The never-ending dilemma of ignored refugees

Every human being has a special attachment to his motherland. He wants to live and grow old among his family and friends and in the place where he is born. Though migration has its benefits, it looks very painful for a person to leave his home, whether under duress, coercion, economic compulsion, or political reasons. To become a refugee means losing your identity as a citizen and turning into a rolling stone with no destination to reach.

The lives of refugees in the current world of economic constraints and social distress are unbearable and dejecting. The pain of separation from their families and friends is unspeakable. The voices for the rights of refugees are getting slower and dim. The world conscience has to rise to the agonies of millions of refugees across the world. There was a time when most states which were signatories to the 1951 Refugee Convention took significant steps to ensure the refugees their due rights and status. Still, nowadays, almost all are restricted to only Twitter, Facebook and video conferences to chant slogans for the rights of migrants. No practical work is done to solve their problems.

Many countries, including the United States, claim sympathies to refugees, but their policies are to discourage permanent resettlement. This indifferent attitude has added to the problems of refugees. Thousands of people around the world die after being granted refugee status by the UNHCR in the hope of resettlement in a country where their lives would be safe and would not be persecuted on religious, ethnic and linguistic grounds. Historically, the United States was the biggest supporter of the resettlement of refugees; however, it has failed to resettle even a single refugee after the Trump regime took over the White House.

The so-called international community and advocates of human rights, including Australia, Canada, New Zealand, and many more European countries with few exceptions, also followed US footsteps and have adopted policies that have practically made it impossible for refugees to look for peaceful lives in their countries.
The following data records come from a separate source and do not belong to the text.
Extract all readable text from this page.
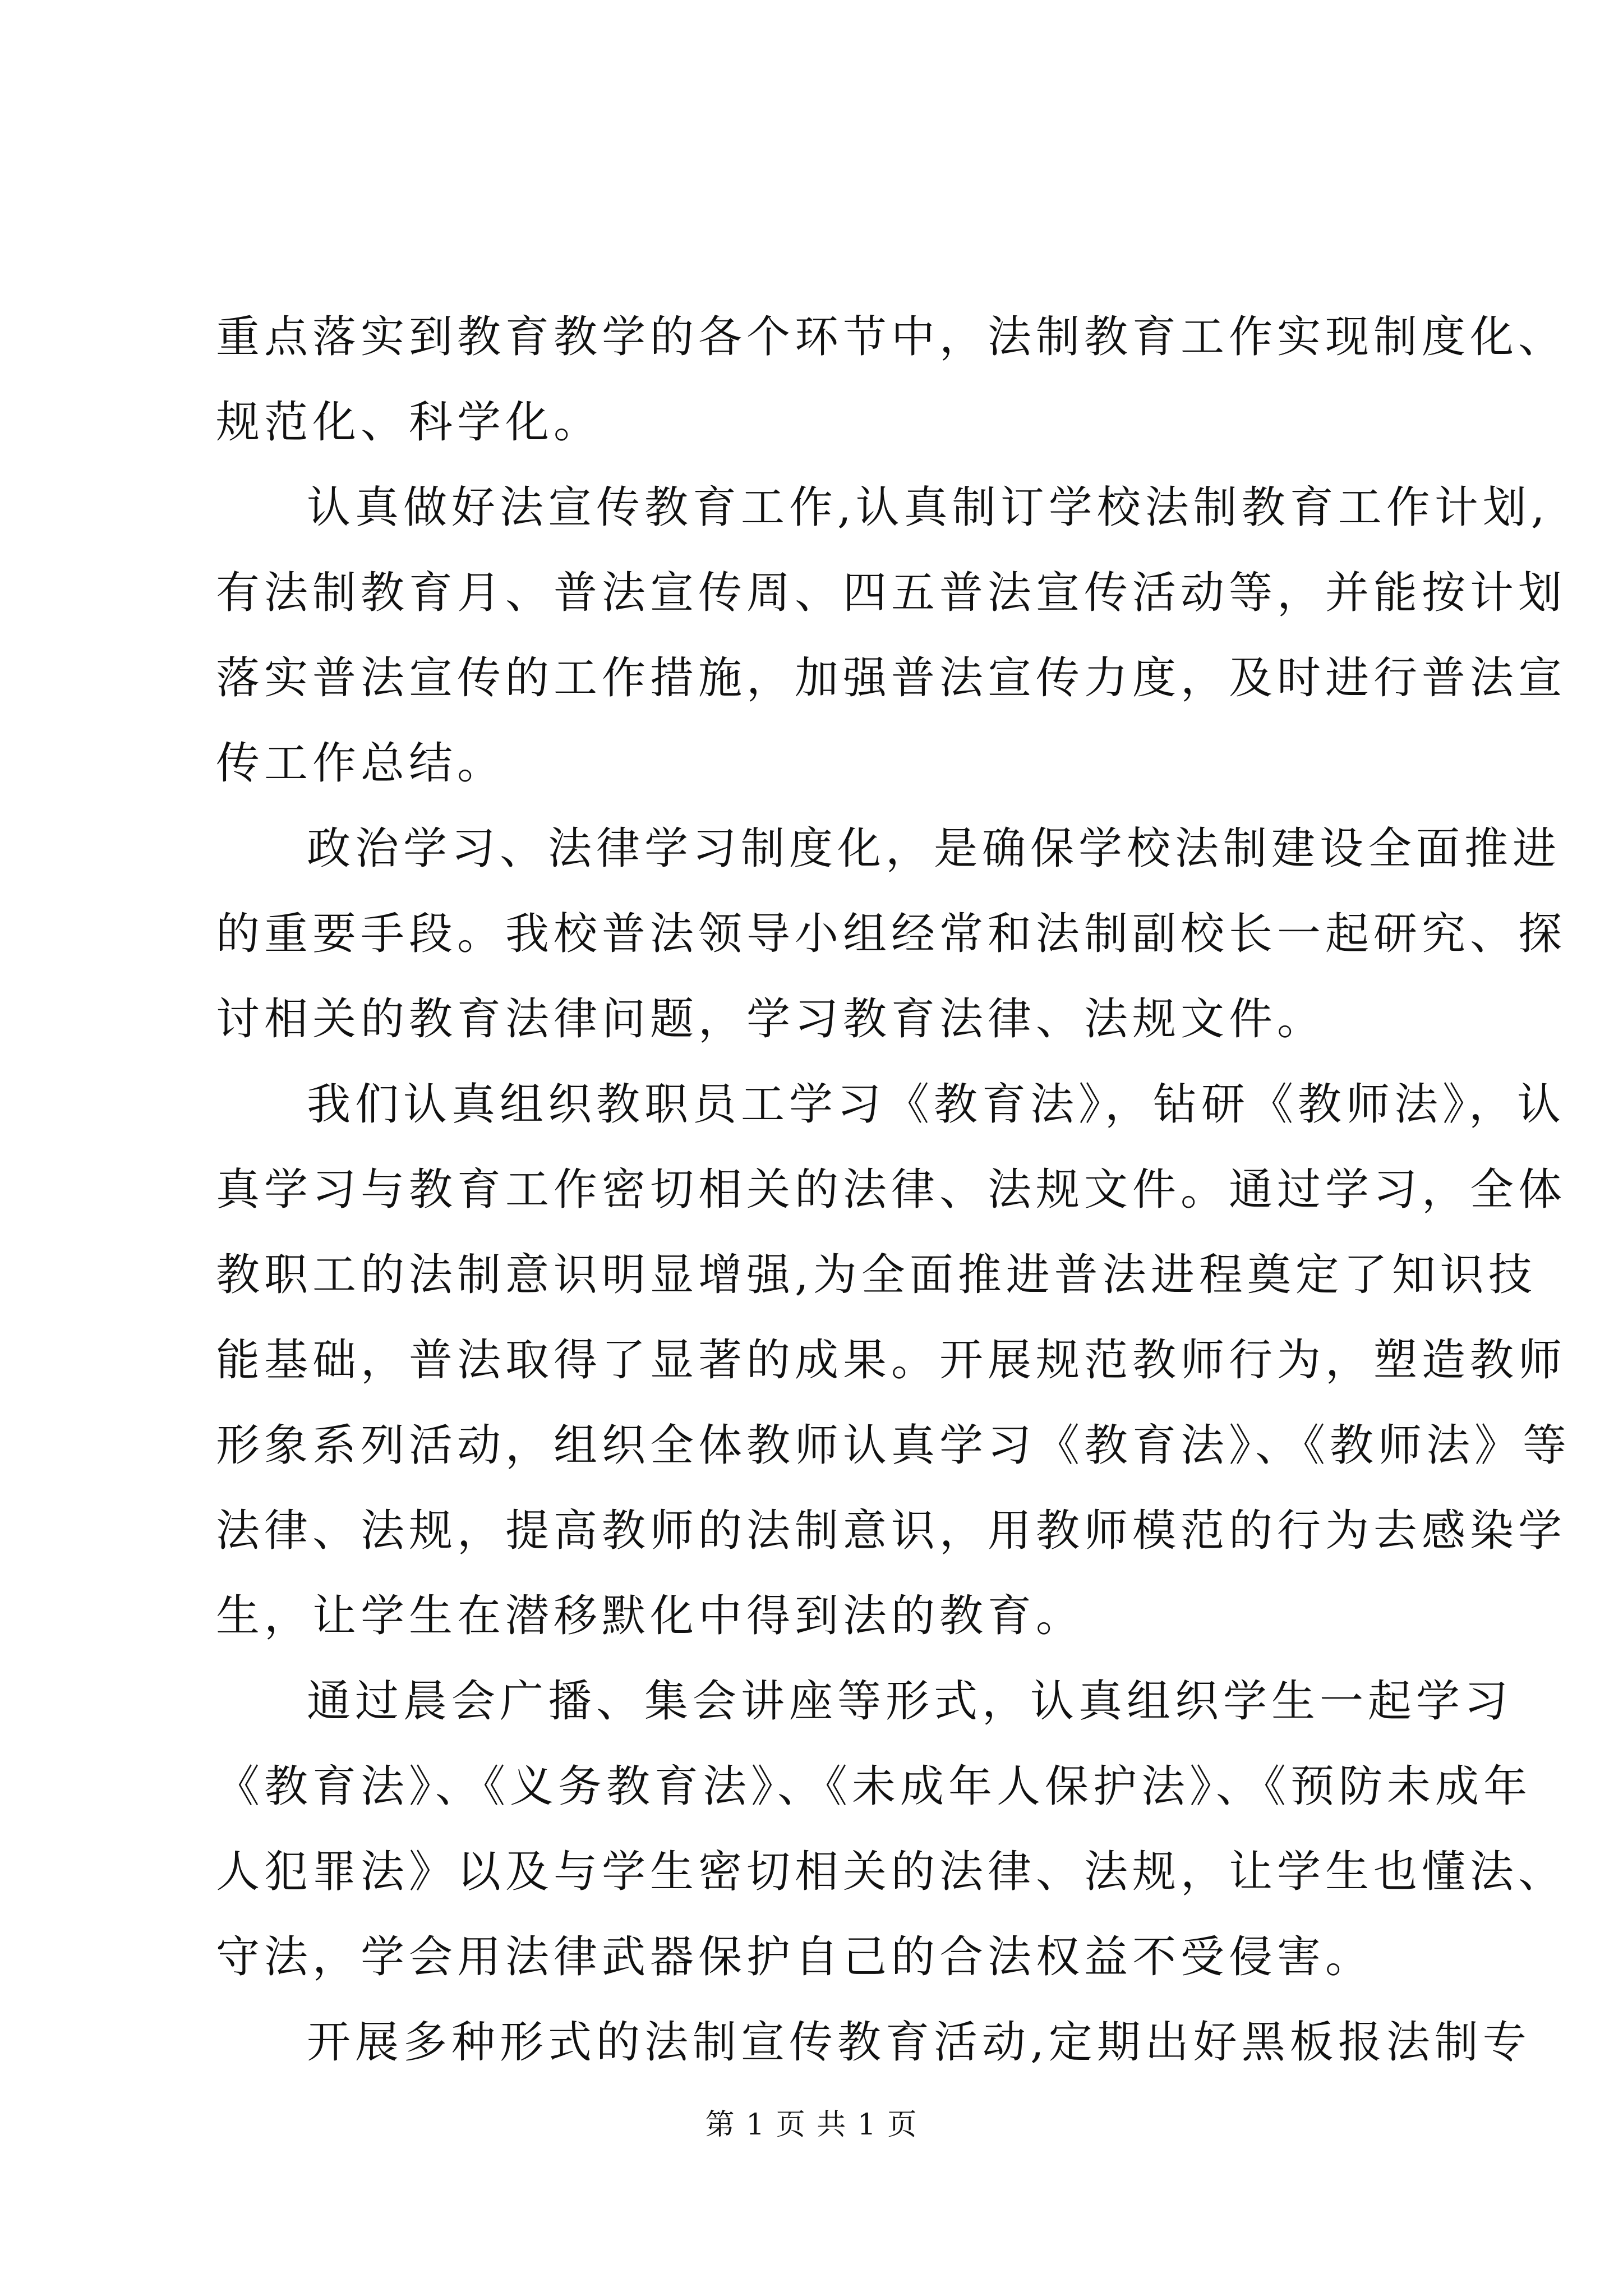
重点落实到教育教学的各个环节中，法制教育工作实现制度化、
规范化、科学化。
认真做好法宣传教育工作,认真制订学校法制教育工作计划,
有法制教育月、普法宣传周、四五普法宣传活动等，并能按计划
落实普法宣传的工作措施，加强普法宣传力度，及时进行普法宣
传工作总结。
政治学习、法律学习制度化，是确保学校法制建设全面推进
的重要手段。我校普法领导小组经常和法制副校长一起研究、探
讨相关的教育法律问题，学习教育法律、法规文件。
我们认真组织教职员工学习《教育法》，钻研《教师法》，认
真学习与教育工作密切相关的法律、法规文件。通过学习，全体
教职工的法制意识明显增强,为全面推进普法进程奠定了知识技
能基础，普法取得了显著的成果。开展规范教师行为，塑造教师
形象系列活动，组织全体教师认真学习《教育法》、《教师法》等
法律、法规，提高教师的法制意识，用教师模范的行为去感染学
生，让学生在潜移默化中得到法的教育。
通过晨会广播、集会讲座等形式，认真组织学生一起学习
《教育法》、《义务教育法》、《未成年人保护法》、《预防未成年
人犯罪法》以及与学生密切相关的法律、法规，让学生也懂法、
守法，学会用法律武器保护自己的合法权益不受侵害。
开展多种形式的法制宣传教育活动,定期出好黑板报法制专
第 1 页 共 1 页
The irony for refugees fleeing from war-torn areas in Muslim countries would not be recognized as refugees with equal human rights.
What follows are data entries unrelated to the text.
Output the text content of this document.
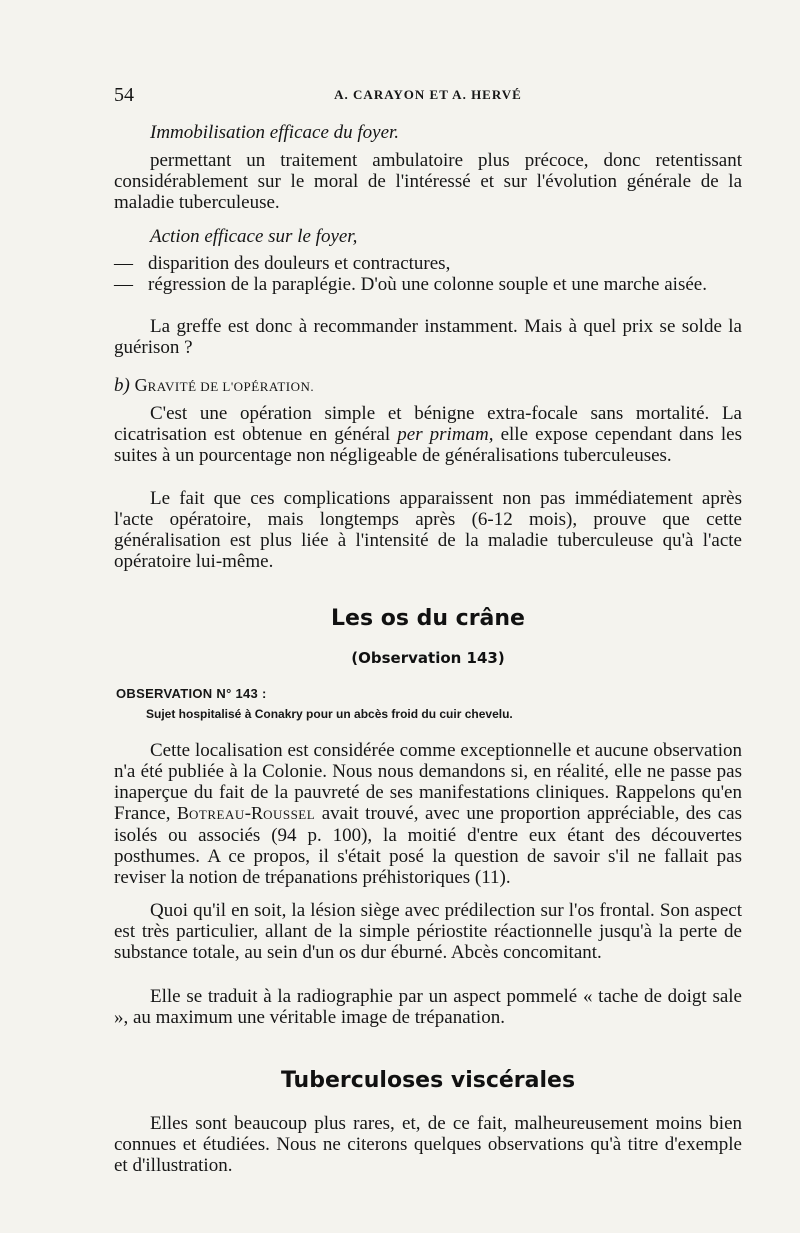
54	A. CARAYON ET A. HERVÉ
Immobilisation efficace du foyer.
permettant un traitement ambulatoire plus précoce, donc retentissant considérablement sur le moral de l'intéressé et sur l'évolution générale de la maladie tuberculeuse.
Action efficace sur le foyer,
— disparition des douleurs et contractures,
— régression de la paraplégie. D'où une colonne souple et une marche aisée.
La greffe est donc à recommander instamment. Mais à quel prix se solde la guérison ?
b) GRAVITÉ DE L'OPÉRATION.
C'est une opération simple et bénigne extra-focale sans mortalité. La cicatrisation est obtenue en général per primam, elle expose cependant dans les suites à un pourcentage non négligeable de généralisations tuberculeuses.
Le fait que ces complications apparaissent non pas immédiatement après l'acte opératoire, mais longtemps après (6-12 mois), prouve que cette généralisation est plus liée à l'intensité de la maladie tuberculeuse qu'à l'acte opératoire lui-même.
Les os du crâne
(Observation 143)
OBSERVATION N° 143 :
Sujet hospitalisé à Conakry pour un abcès froid du cuir chevelu.
Cette localisation est considérée comme exceptionnelle et aucune observation n'a été publiée à la Colonie. Nous nous demandons si, en réalité, elle ne passe pas inaperçue du fait de la pauvreté de ses manifestations cliniques. Rappelons qu'en France, BOTREAU-ROUSSEL avait trouvé, avec une proportion appréciable, des cas isolés ou associés (94 p. 100), la moitié d'entre eux étant des découvertes posthumes. A ce propos, il s'était posé la question de savoir s'il ne fallait pas reviser la notion de trépanations préhistoriques (11).
Quoi qu'il en soit, la lésion siège avec prédilection sur l'os frontal. Son aspect est très particulier, allant de la simple périostite réactionnelle jusqu'à la perte de substance totale, au sein d'un os dur éburné. Abcès concomitant.
Elle se traduit à la radiographie par un aspect pommelé « tache de doigt sale », au maximum une véritable image de trépanation.
Tuberculoses viscérales
Elles sont beaucoup plus rares, et, de ce fait, malheureusement moins bien connues et étudiées. Nous ne citerons quelques observations qu'à titre d'exemple et d'illustration.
Moreover, some Muslim countries even imposed more strict legislations trying to get across the borders to brotherly Muslim countries such as Saudi Arabia, UAE, Kuwait, Bahrain, Qatar, Malaysia, Brunei, Muscat, Turkey and Morocco. Every year on June 20, International Refugee Day is celebrated with tall claims and commitment to the refugee’s convention, but seldom has been witnessed where words are turned into reality. Countries that signed the 1951 Refugee Convention avoid reporting their progress each year on the number of refugees resettled. It is like time has just stopped for the refugees, and they are caught in between a vicious time cycle. The democratic countries should play their role in the welfare of refugees, securing their future and enabling an environment feasible for adjustment and resettlement.

Hundreds of thousands are still stranded on hostile border areas, and many more are witnessing this international refugee day in jails for a crime they have never committed. The right groups, watchdogs and international community must raise an influential voice for such deprived people. The Refugee Convention protects people fleeing persecution and trauma. It describes an asylum seeker as someone who is outside the country of their nationality “owing to a well-founded fear of being persecuted for reasons of race, religion, nationality, membership of a particular social group or political opinion” and “is unable to, or owing to such fear is unwilling to, avail himself of the protection of that country”. Thousands have lost their lives in the Mediterranean Sea, and the actual figure is likely to be far higher because so many people disappear without a trace.

Let’s give them hope who have crossed the Mediterranean Sea or international borders. Their hope elides in our voice. Let’s raise our agent for the voiceless. The world conscience must realize that refugees are human beings caught in sufferings not by their own choice but by different compulsions, and they meet special attention and care. I have been a refugee journalist for ten years. I think God made me a refugee to inform the world about the plight of refugees through the pen. They open their eyes and learn about the plight of refugees and play their role in helping them. Any citizen of any country like me can become a refugee at any time. But in this society, animals are more respected than refugees. Humanity is gone.